What might happen if your friend going through a difficulty was invited to read what the Bible has to say about that issue? What if you invited folks to read what the Bible actually says about God’s nature? Just because some of the people you know are Bible skeptics, don’t assume they all are.

While the first group may be most likely believers already, the other three groups are not so likely. Who can you invite to read the Bible? Which of them might become the case study for an improved life? Start praying she will be open. Take the plunge and invite him. Oh, and when he says “Yes,” be sure to ask, “Who else in your social network might join us if you invited?”

Church as the Gathered

Here in the West, we think of church as “gathered.” No doubt, you must gather to accomplish some of the “one anothers” and other functions of church (as the body of Christ). But what we generally fail to recognize is how much our cultural individuality impacts how we understand “gathered.” We often overlook the household language of scripture.

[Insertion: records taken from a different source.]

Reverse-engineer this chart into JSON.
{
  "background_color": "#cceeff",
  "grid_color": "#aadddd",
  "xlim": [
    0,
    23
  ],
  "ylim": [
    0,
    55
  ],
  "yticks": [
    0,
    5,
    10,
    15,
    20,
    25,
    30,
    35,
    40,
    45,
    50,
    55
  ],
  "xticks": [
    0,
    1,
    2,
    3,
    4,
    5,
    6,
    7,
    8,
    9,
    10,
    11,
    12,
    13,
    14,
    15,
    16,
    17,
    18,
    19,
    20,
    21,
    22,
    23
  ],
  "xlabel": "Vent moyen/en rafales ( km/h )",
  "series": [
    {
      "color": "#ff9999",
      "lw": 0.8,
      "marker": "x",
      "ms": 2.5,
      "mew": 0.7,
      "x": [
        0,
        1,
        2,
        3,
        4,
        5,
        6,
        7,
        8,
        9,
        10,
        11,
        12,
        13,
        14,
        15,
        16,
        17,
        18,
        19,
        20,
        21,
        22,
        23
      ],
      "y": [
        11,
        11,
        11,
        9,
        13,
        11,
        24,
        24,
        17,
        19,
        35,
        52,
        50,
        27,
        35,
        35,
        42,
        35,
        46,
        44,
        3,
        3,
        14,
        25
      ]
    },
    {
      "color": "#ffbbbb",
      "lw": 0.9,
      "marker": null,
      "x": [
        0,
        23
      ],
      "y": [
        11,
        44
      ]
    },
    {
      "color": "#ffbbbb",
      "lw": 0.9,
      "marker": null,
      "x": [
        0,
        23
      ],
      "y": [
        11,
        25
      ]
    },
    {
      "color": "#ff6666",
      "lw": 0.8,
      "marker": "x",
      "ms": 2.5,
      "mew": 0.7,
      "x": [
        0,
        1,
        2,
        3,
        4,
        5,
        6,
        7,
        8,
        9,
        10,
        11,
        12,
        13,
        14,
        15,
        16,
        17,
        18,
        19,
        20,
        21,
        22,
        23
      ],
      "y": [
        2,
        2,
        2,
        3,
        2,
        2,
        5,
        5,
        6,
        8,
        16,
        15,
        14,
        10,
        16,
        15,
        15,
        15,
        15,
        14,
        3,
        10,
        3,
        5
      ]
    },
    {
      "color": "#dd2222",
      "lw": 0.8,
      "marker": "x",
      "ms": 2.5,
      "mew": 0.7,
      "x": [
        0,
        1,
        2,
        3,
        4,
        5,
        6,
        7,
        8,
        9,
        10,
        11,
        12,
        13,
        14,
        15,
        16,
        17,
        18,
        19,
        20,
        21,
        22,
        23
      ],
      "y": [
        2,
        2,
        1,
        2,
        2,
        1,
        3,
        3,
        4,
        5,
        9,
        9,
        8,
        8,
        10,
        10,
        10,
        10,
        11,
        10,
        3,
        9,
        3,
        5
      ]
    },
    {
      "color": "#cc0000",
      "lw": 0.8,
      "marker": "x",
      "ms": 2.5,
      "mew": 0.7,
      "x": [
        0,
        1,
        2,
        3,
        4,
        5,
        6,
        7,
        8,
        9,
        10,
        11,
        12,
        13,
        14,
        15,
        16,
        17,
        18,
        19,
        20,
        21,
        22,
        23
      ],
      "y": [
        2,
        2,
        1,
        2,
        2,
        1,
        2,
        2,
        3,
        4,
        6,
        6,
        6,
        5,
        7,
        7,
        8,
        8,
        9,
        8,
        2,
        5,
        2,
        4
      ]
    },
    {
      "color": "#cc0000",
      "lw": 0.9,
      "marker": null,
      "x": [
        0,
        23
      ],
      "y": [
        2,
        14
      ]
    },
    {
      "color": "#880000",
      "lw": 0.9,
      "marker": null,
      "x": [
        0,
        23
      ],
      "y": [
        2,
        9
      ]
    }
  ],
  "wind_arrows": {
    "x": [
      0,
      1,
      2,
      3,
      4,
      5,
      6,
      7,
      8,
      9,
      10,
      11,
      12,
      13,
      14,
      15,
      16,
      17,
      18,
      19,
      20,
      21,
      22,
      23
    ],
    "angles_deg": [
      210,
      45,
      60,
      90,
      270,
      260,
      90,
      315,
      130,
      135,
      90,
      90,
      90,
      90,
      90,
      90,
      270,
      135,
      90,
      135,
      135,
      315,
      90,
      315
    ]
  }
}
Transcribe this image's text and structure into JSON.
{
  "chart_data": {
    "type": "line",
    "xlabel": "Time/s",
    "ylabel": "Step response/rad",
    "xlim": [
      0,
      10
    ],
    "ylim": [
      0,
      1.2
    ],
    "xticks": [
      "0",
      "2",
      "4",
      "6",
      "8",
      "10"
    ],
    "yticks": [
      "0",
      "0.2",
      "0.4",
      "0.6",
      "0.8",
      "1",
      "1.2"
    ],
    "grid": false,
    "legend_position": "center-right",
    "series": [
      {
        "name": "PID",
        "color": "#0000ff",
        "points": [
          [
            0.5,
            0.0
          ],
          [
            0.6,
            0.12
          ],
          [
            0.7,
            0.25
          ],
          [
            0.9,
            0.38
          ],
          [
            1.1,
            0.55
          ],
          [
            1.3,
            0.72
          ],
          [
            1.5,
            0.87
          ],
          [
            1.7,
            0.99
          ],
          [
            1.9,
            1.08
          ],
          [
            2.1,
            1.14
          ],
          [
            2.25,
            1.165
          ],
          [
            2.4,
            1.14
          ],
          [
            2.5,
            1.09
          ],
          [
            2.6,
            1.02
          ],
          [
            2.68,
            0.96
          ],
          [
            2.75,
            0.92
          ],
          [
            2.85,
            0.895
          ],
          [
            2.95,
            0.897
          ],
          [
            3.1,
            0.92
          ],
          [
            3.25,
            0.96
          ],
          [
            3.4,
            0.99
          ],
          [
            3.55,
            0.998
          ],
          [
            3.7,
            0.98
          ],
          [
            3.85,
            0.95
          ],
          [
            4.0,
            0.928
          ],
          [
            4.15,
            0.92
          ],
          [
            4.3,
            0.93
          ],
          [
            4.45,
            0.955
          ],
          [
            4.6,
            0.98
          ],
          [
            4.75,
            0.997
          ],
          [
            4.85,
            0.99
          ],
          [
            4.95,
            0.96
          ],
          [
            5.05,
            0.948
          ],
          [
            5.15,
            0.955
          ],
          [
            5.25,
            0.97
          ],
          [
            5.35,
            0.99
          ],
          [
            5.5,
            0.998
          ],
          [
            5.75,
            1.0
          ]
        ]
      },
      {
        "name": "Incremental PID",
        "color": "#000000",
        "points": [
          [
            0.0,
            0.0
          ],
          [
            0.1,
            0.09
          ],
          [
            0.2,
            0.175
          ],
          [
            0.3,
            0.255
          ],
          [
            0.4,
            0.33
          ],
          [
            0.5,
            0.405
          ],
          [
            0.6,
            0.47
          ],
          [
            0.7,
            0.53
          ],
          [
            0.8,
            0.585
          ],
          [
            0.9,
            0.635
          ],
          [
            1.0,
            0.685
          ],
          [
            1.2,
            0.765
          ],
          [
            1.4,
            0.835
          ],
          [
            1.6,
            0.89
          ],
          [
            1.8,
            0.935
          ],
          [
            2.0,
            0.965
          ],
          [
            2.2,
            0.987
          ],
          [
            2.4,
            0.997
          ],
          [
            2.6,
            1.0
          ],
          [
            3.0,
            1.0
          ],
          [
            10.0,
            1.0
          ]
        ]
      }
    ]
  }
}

The gospel was planted into existing households.

Church was not primarily isolated believers who come together to act like a quasi-family. The gospel took root in the families, friends and employees that were 1st Century Roman households. It is not that church took the household structure.

Because we start from an individualistic bias, we miss this. Because we start from an individualistic bias, our strategies and tactics are often damaging to households, and thus extractional. Yes, there are times when some members of a family will come to trust in Jesus and others will reject them because of that, but Disciple Making Movements want that whole household to hear the gospel, interact with the gospel and not make their decision just because they incorrectly view the gospel as a Western oppressive intrusion.

This is why we evaluate our approaches to insure that they can be reproduced within any existing culture that highly values close-knit, multi-generational families. This is why we work to disciple the whole household to faith. The last thing we want is for the household to feel like Christian families do when one of their children converts to the Moonies or another cult–“they kidnapped and brain-washed” her/him.

Too much of the church planting talk is about gathering unconnected individuals and trying to get them to act like family. Real movements come when the gospel is being planted into existing family/friendship structures where people are discipled to trust and obey Jesus.

[NOTE: I originally wrote this as a comment on an article by Felicity Dale (http://simplychurch.com/on-cpms-and-dmms/). She moved it and a couple of other comments to her main page and there has been some interesting dialogue there. I decided to re-post it here on my site so that my networks could interact with it, also. You probably ought to check out the other dialogue.]